In the end, Raheem Sterling was granted his wish. In the same week the England international floated the possibility of leaving Man City amid a lack of game time, Pep Guardiola handed him a start against Burnley.
Although not overtly, Guardiola will have viewed this game as one in which his team could fill their pockets. City had netted 27 goals in their last six games against the Clarets, winning 5-0 in each of their last four meetings at the Etihad Stadium.
Those statistics meant it was an opportunity for many to impress. John Stones came back into the side for his first start to the season, but the biggest storyline was Sterling’s inclusion as a centre forward.
Phil Foden seemed the natural replacement for Ferran Torres - the Spain international is set to miss two to three months with an injury - given his ability to operate in tight areas inside the penalty box. As a consequence, it seemed a huge leap of faith from Guardiola to start with the Englishman in the forward line.
That trust was not repaid.
Sterling struggled to influence the game as Man City controlled proceedings - albeit in a laboured fashion. He fired over from a Riyad Mahrez cross in the closest he came to threatening the Burnley goal all afternoon.
It spoke volumes when City re-emerged for the second half with Sterling occupying a left wing role while Foden was entrusted to replace the England international as the central striker.

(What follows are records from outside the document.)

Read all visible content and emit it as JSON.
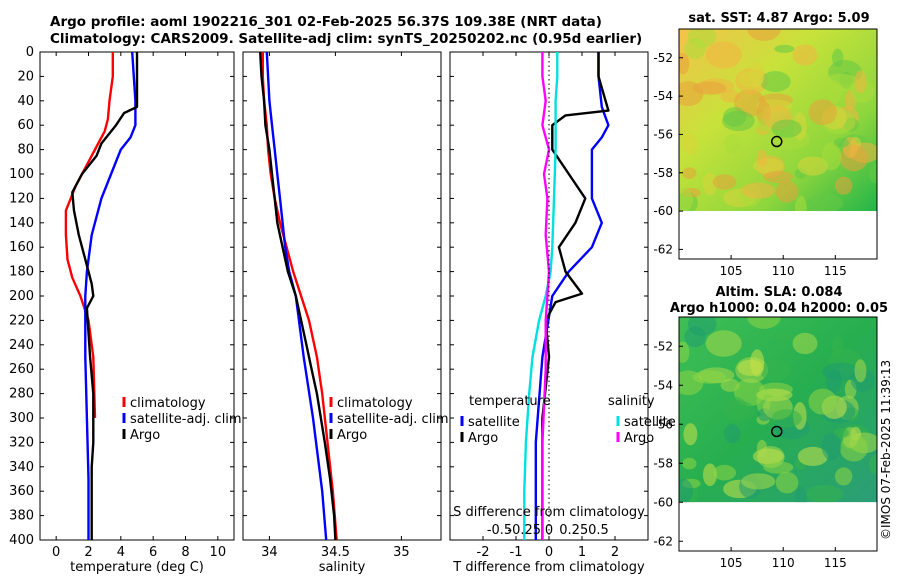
{
  "titles": {
    "line1": "Argo profile: aoml 1902216_301 02-Feb-2025 56.37S 109.38E (NRT data)",
    "line2": "Climatology: CARS2009. Satellite-adj clim: synTS_20250202.nc (0.95d earlier)"
  },
  "chart_data": [
    {
      "type": "line",
      "id": "temperature",
      "xlabel": "temperature (deg C)",
      "ylabel": "",
      "xlim": [
        -1,
        11
      ],
      "ylim": [
        0,
        400
      ],
      "y_reversed": true,
      "xticks": [
        0,
        2,
        4,
        6,
        8,
        10
      ],
      "yticks": [
        0,
        20,
        40,
        60,
        80,
        100,
        120,
        140,
        160,
        180,
        200,
        220,
        240,
        260,
        280,
        300,
        320,
        340,
        360,
        380,
        400
      ],
      "legend": [
        "climatology",
        "satellite-adj. clim",
        "Argo"
      ],
      "legend_position": "lower-right",
      "series": [
        {
          "name": "climatology",
          "color": "#ff0000",
          "x": [
            3.5,
            3.5,
            3.3,
            3.2,
            3.0,
            2.6,
            2.0,
            1.2,
            0.6,
            0.6,
            0.7,
            1.0,
            1.5,
            2.0,
            2.3,
            2.4
          ],
          "y": [
            0,
            20,
            40,
            55,
            65,
            75,
            90,
            110,
            130,
            150,
            170,
            185,
            200,
            220,
            250,
            300
          ]
        },
        {
          "name": "satellite-adj. clim",
          "color": "#0000ff",
          "x": [
            4.7,
            4.8,
            4.9,
            4.9,
            4.6,
            4.0,
            3.4,
            2.8,
            2.2,
            1.9,
            1.8,
            1.8,
            1.9,
            2.0,
            2.0
          ],
          "y": [
            0,
            20,
            40,
            60,
            70,
            80,
            100,
            120,
            150,
            180,
            200,
            250,
            300,
            350,
            400
          ]
        },
        {
          "name": "Argo",
          "color": "#000000",
          "x": [
            5.0,
            5.0,
            5.0,
            4.2,
            3.7,
            2.8,
            2.5,
            1.6,
            1.0,
            1.1,
            1.4,
            1.8,
            2.2,
            2.3,
            1.9,
            2.0,
            2.1,
            2.3,
            2.3,
            2.2,
            2.2,
            2.2
          ],
          "y": [
            0,
            20,
            45,
            50,
            60,
            75,
            85,
            100,
            115,
            130,
            150,
            170,
            190,
            200,
            210,
            230,
            250,
            280,
            320,
            340,
            370,
            400
          ]
        }
      ]
    },
    {
      "type": "line",
      "id": "salinity",
      "xlabel": "salinity",
      "ylabel": "",
      "xlim": [
        33.8,
        35.3
      ],
      "ylim": [
        0,
        400
      ],
      "y_reversed": true,
      "xticks": [
        34,
        34.5,
        35
      ],
      "xtick_labels": [
        "34",
        "34.5",
        "35"
      ],
      "legend": [
        "climatology",
        "satellite-adj. clim",
        "Argo"
      ],
      "legend_position": "lower-right",
      "series": [
        {
          "name": "climatology",
          "color": "#ff0000",
          "x": [
            33.95,
            33.95,
            33.96,
            33.98,
            33.99,
            34.01,
            34.04,
            34.08,
            34.13,
            34.18,
            34.24,
            34.3,
            34.36,
            34.4,
            34.44,
            34.48,
            34.51
          ],
          "y": [
            0,
            20,
            40,
            60,
            80,
            100,
            120,
            140,
            160,
            180,
            200,
            220,
            250,
            280,
            320,
            360,
            400
          ]
        },
        {
          "name": "satellite-adj. clim",
          "color": "#0000ff",
          "x": [
            33.98,
            33.99,
            34.0,
            34.02,
            34.04,
            34.06,
            34.08,
            34.1,
            34.12,
            34.15,
            34.2,
            34.26,
            34.33,
            34.4,
            34.43
          ],
          "y": [
            0,
            20,
            40,
            60,
            80,
            100,
            120,
            140,
            160,
            180,
            200,
            250,
            300,
            360,
            400
          ]
        },
        {
          "name": "Argo",
          "color": "#000000",
          "x": [
            33.93,
            33.94,
            33.96,
            33.97,
            34.0,
            34.02,
            34.04,
            34.06,
            34.1,
            34.14,
            34.2,
            34.24,
            34.28,
            34.32,
            34.36,
            34.42,
            34.46,
            34.49,
            34.5
          ],
          "y": [
            0,
            20,
            40,
            60,
            80,
            100,
            120,
            140,
            160,
            180,
            200,
            220,
            240,
            260,
            280,
            320,
            350,
            380,
            400
          ]
        }
      ]
    },
    {
      "type": "line",
      "id": "difference",
      "xlabel": "T difference from climatology",
      "xlabel_top": "S difference from climatology",
      "xlim": [
        -3,
        3
      ],
      "ylim": [
        0,
        400
      ],
      "y_reversed": true,
      "xticks": [
        -2,
        -1,
        0,
        1,
        2
      ],
      "top_ticks": [
        -0.5,
        -0.25,
        0,
        0.25,
        0.5
      ],
      "top_tick_labels": [
        "-0.5",
        "-0.25",
        "0",
        "0.25",
        "0.5"
      ],
      "legend_groups": [
        {
          "title": "temperature",
          "entries": [
            "satellite",
            "Argo"
          ]
        },
        {
          "title": "salinity",
          "entries": [
            "satellite",
            "Argo"
          ]
        }
      ],
      "series": [
        {
          "name": "temperature satellite",
          "color": "#0000ff",
          "x": [
            1.5,
            1.5,
            1.6,
            1.8,
            1.6,
            1.3,
            1.3,
            1.3,
            1.6,
            1.3,
            0.6,
            0.1,
            -0.2,
            -0.4,
            -0.4
          ],
          "y": [
            0,
            20,
            45,
            60,
            70,
            80,
            100,
            120,
            140,
            160,
            180,
            200,
            250,
            320,
            400
          ]
        },
        {
          "name": "temperature Argo",
          "color": "#000000",
          "x": [
            1.5,
            1.5,
            1.8,
            0.5,
            0.1,
            0.1,
            0.6,
            1.1,
            0.8,
            0.3,
            0.5,
            1.0,
            0.2,
            -0.1,
            0.0,
            -0.2,
            -0.2,
            -0.2
          ],
          "y": [
            0,
            20,
            48,
            52,
            60,
            80,
            100,
            120,
            140,
            160,
            180,
            198,
            205,
            220,
            250,
            300,
            350,
            400
          ]
        },
        {
          "name": "salinity satellite",
          "color": "#00e0e0",
          "x": [
            0.25,
            0.25,
            0.2,
            0.2,
            0.15,
            0.1,
            0.05,
            -0.1,
            -0.3,
            -0.5,
            -0.6,
            -0.7,
            -0.75,
            -0.75
          ],
          "y": [
            0,
            20,
            40,
            80,
            120,
            160,
            180,
            200,
            220,
            250,
            280,
            320,
            360,
            400
          ]
        },
        {
          "name": "salinity Argo",
          "color": "#ff00ff",
          "x": [
            -0.2,
            -0.2,
            -0.1,
            -0.2,
            0.0,
            -0.15,
            -0.05,
            -0.1,
            0.0,
            -0.05,
            -0.1,
            -0.1,
            -0.2,
            -0.2
          ],
          "y": [
            0,
            20,
            40,
            60,
            80,
            100,
            120,
            150,
            180,
            200,
            220,
            260,
            320,
            400
          ]
        }
      ]
    },
    {
      "type": "heatmap",
      "id": "sst-map",
      "title": "sat. SST: 4.87 Argo: 5.09",
      "xlim": [
        100,
        119
      ],
      "ylim": [
        -62.5,
        -50.5
      ],
      "xticks": [
        105,
        110,
        115
      ],
      "yticks": [
        -52,
        -54,
        -56,
        -58,
        -60,
        -62
      ],
      "argo_position": [
        109.38,
        -56.37
      ]
    },
    {
      "type": "heatmap",
      "id": "sla-map",
      "title_line1": "Altim. SLA: 0.084",
      "title_line2": "Argo h1000: 0.04 h2000: 0.05",
      "xlim": [
        100,
        119
      ],
      "ylim": [
        -62.5,
        -50.5
      ],
      "xticks": [
        105,
        110,
        115
      ],
      "yticks": [
        -52,
        -54,
        -56,
        -58,
        -60,
        -62
      ],
      "argo_position": [
        109.38,
        -56.37
      ]
    }
  ],
  "credit": "©IMOS 07-Feb-2025 11:39:13"
}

Guardiola felt he could gain greater thrust in the attacking third if his side were able to pivot around the technical excellence of Foden, instead of persisting with Sterling in one of those performances where the ball seemed to move everywhere he wasn't.
Many will rightly underline that the Englishman was playing out of position, and that when he revealed earlier this week that he was disappointed at his lack of game time he was referring to operating as a true winger. However, Sterling knows the terrain at Man City; to play in a Guardiola side, especially in the absence of a true number nine to pivot around, you have to be comfortable in an array of positions.
The brutal reality is that City have surpassed the need for Sterling. The Englishman is at his best running onto play, often popping up in dangerous positions at the far post to score. It explains why his best moments in Manchester came when he was operating in tandem with Leroy Sane, often adding the finishing touch to the perfect City cut-back goal. In the absence of a centre forward in this current City side, Sterling's weaknesses are magnified.
An interesting comparison can be found within the City squad currently. Bernardo Silva was reportedly casting his eye towards the exit door in the summer, coming off a slightly disappointing campaign last time out as the Citizens suffered heartbreak in the Champions League. However, few will now challenge the assertion that the Portugal international has been City's best player this campaign, and he was the standout performer for the home side again in the 2-0 victory over Burnley.
Silva's technical excellence, and his improvement in ball retention this season, means he's now an indispensable figure under Guardiola. Sterling, meanwhile, feels like an awkward fit.
"If I want happiness at a certain level I need to be playing football. I need to be scoring goals and enjoying myself," Sterling remarked this week. Given an opportunity against a vulnerable opponent, the Englishman fluffed his lines.